If you are ‘brave enough’, Alex suggests, the rewards of teaching overseas are there waiting for you.
Alex doesn’t sugar-coat the overseas teaching (or lifestyle) experience too much but he does make it sound like an adventure that you should try if you are a keen traveller, want to improve your teaching skills, and have an interest in discovering new cultures and people.
But is teaching overseas all that it is cracked up to be? There are plenty of horror stories from naive teachers applying for jobs (sometimes even paying to get them) and arriving to conditions that are more gulag-like than exotic.
Apart from contractual issues, visa problems, substandard accommodation, low wages and being expected to use draconian teaching methods you may also have to do battle with exotic illnesses, blood-hungry clouds of insects, cultural and religious restrictions or differences that you find difficult to live with, and almost deadly levels of pollution (see Beijing!).
You may even find yourself strangely ill-equipped to teach even with your university degree and TEFL certificate hot off the press.
I arrived in Switzerland for my first teaching job with an M.A. in English Literature and Language and a brand new TEFL certificate – six years of higher education wrapped up in there. In my first interview the director of the school asked me how I would go about explaining to a student what the Present Perfect was and how it was used. I had almost no idea of ‘grammar‘ having been through school and university in the days when grammar was given a back seat (or no seat at all) and all the emphasis was placed on experiential, situational and communicative learning. The Present Perfect! Uh… what? Ask me something about role playing or realia for God’s sake! Thankfully, the director gave me a week to bone up on my grammar and I got the job and taught in a very grammar-oriented school for the next few years. Role playing and other such language games were for kids … grammar was where the real people went and if I was to earn my living I had to go there to.
Switzerland is pretty tame, of course, in terms of culture shock but in many of the countries where you can get work these days you will be immersing yourself in the fascinating but often frustrating culture of people whose lives, language, diets, religious and moral beliefs, and political and social systems are markedly different from your own.
There’s a good reason why the word ‘travel’ comes from the Middle English travailen, travelen (which means to torment, labor, strive, journey) and earlier from Old French travailler (which means to work strenuously, toil).
Today, English teachers are still in high demand overseas and teaching English abroad still offers TEFL teachers an opportunity to hone their teaching skills, learn about new cultures and earn a living.

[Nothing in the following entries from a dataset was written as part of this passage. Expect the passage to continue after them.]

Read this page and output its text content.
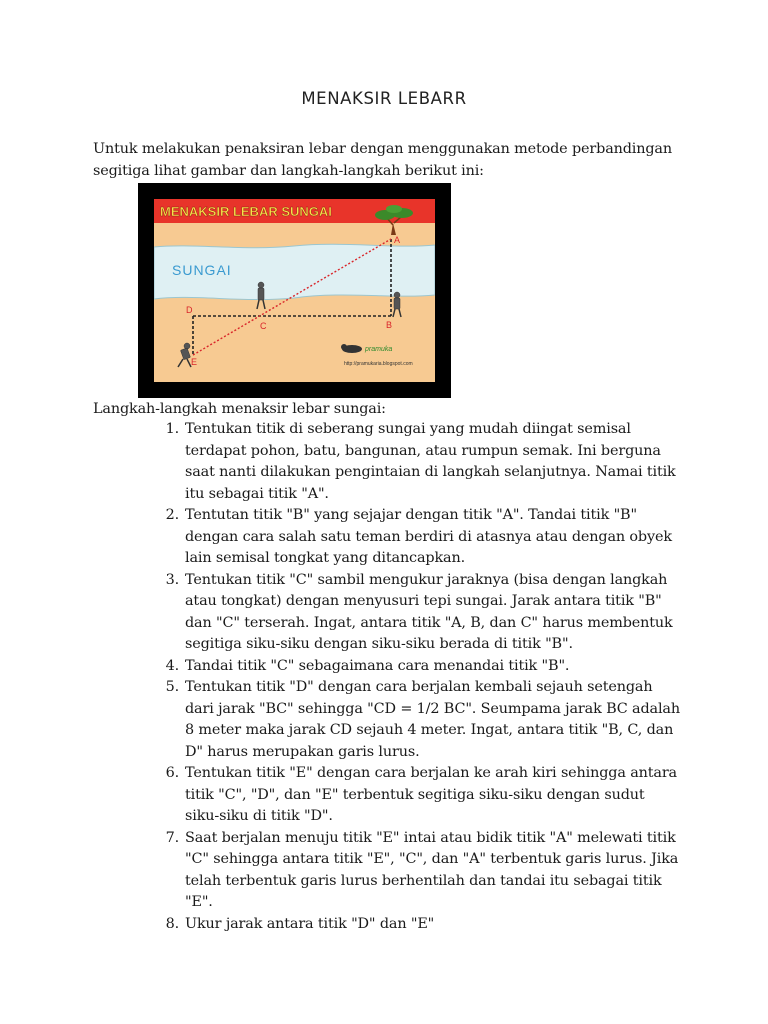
MENAKSIR LEBARR
Untuk melakukan penaksiran lebar dengan menggunakan metode perbandingan segitiga lihat gambar dan langkah-langkah berikut ini:
MENAKSIR LEBAR SUNGAI
SUNGAI
A
B
C
D
E
pramuka
http://pramukaria.blogspot.com
Langkah-langkah menaksir lebar sungai:
1. Tentukan titik di seberang sungai yang mudah diingat semisal terdapat pohon, batu, bangunan, atau rumpun semak. Ini berguna saat nanti dilakukan pengintaian di langkah selanjutnya. Namai titik itu sebagai titik "A".
2. Tentutan titik "B" yang sejajar dengan titik "A". Tandai titik "B" dengan cara salah satu teman berdiri di atasnya atau dengan obyek lain semisal tongkat yang ditancapkan.
3. Tentukan titik "C" sambil mengukur jaraknya (bisa dengan langkah atau tongkat) dengan menyusuri tepi sungai. Jarak antara titik "B" dan "C" terserah. Ingat, antara titik "A, B, dan C" harus membentuk segitiga siku-siku dengan siku-siku berada di titik "B".
4. Tandai titik "C" sebagaimana cara menandai titik "B".
5. Tentukan titik "D" dengan cara berjalan kembali sejauh setengah dari jarak "BC" sehingga "CD = 1/2 BC". Seumpama jarak BC adalah 8 meter maka jarak CD sejauh 4 meter. Ingat, antara titik "B, C, dan D" harus merupakan garis lurus.
6. Tentukan titik "E" dengan cara berjalan ke arah kiri sehingga antara titik "C", "D", dan "E" terbentuk segitiga siku-siku dengan sudut siku-siku di titik "D".
7. Saat berjalan menuju titik "E" intai atau bidik titik "A" melewati titik "C" sehingga antara titik "E", "C", dan "A" terbentuk garis lurus. Jika telah terbentuk garis lurus berhentilah dan tandai itu sebagai titik "E".
8. Ukur jarak antara titik "D" dan "E"
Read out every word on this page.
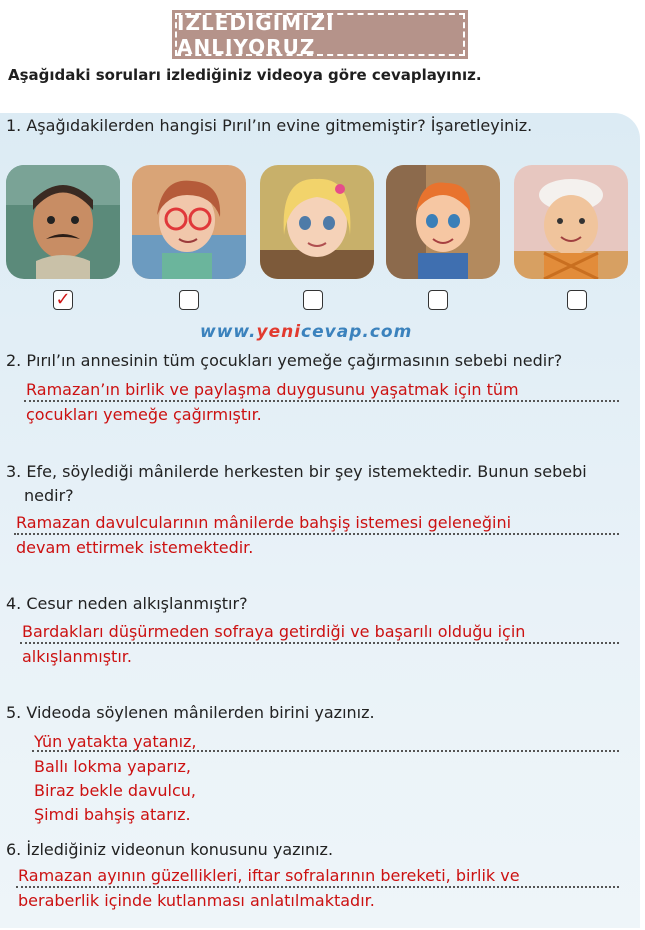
İZLEDİĞİMİZİ ANLIYORUZ
Aşağıdaki soruları izlediğiniz videoya göre cevaplayınız.
1. Aşağıdakilerden hangisi Pırıl’ın evine gitmemiştir? İşaretleyiniz.
✓
www.yenicevap.com
2. Pırıl’ın annesinin tüm çocukları yemeğe çağırmasının sebebi nedir?
Ramazan’ın birlik ve paylaşma duygusunu yaşatmak için tüm
çocukları yemeğe çağırmıştır.
3. Efe, söylediği mânilerde herkesten bir şey istemektedir. Bunun sebebi
nedir?
Ramazan davulcularının mânilerde bahşiş istemesi geleneğini
devam ettirmek istemektedir.
4. Cesur neden alkışlanmıştır?
Bardakları düşürmeden sofraya getirdiği ve başarılı olduğu için
alkışlanmıştır.
5. Videoda söylenen mânilerden birini yazınız.
Yün yatakta yatanız,
Ballı lokma yaparız,
Biraz bekle davulcu,
Şimdi bahşiş atarız.
6. İzlediğiniz videonun konusunu yazınız.
Ramazan ayının güzellikleri, iftar sofralarının bereketi, birlik ve
beraberlik içinde kutlanması anlatılmaktadır.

But preparation in every sense is the key to successfully working abroad.In English we still occasionally use the words travail and travails, which mean struggle. According to Simon Winchester in his book The Best Travelers’ Tales (2004), the words travel and travail both share an even more ancient root: a Roman instrument of torture called the tripalium (in Latin it means “three stakes”, as in to impale). Not suggesting that teaching English abroad is equivalent to being impaled on three sharp stakes, but unless you have done your groundwork and really understand what you are going to and where you are going there’s a good chance that it will be at least a ‘struggle‘.
How can you avoid the worst? Research and then do some more research.
Well, God bless the Internet! These days we can easily find information about foreign countries, cultures, climates and national requirements and restrictions for travellers with a few mouse clicks. A little harder is checking the credentials of the online recruiters who offer teaching packages – jobs, visa, accommodation and even flights. This is where you really need to do your homework. Check on teachers’ forums for any comments, reviews of teacher feedback about the recruiters, the school or the area being offered, NEVER pay money yourself for services offered by the recruiter, make sure you understand the pay scale and teaching hours and convert to your currency if you are not sure how much is being offered in the foreign currency, ask questions about the accommodation (private shower, bedroom, kitchen, amount deducted from salary etc.), ask about transport to your place of work if needed, ask if you can speak by Skype to a teacher already employed by them. Cover all your bases before you commit!
Then, GO! You will be changed forever.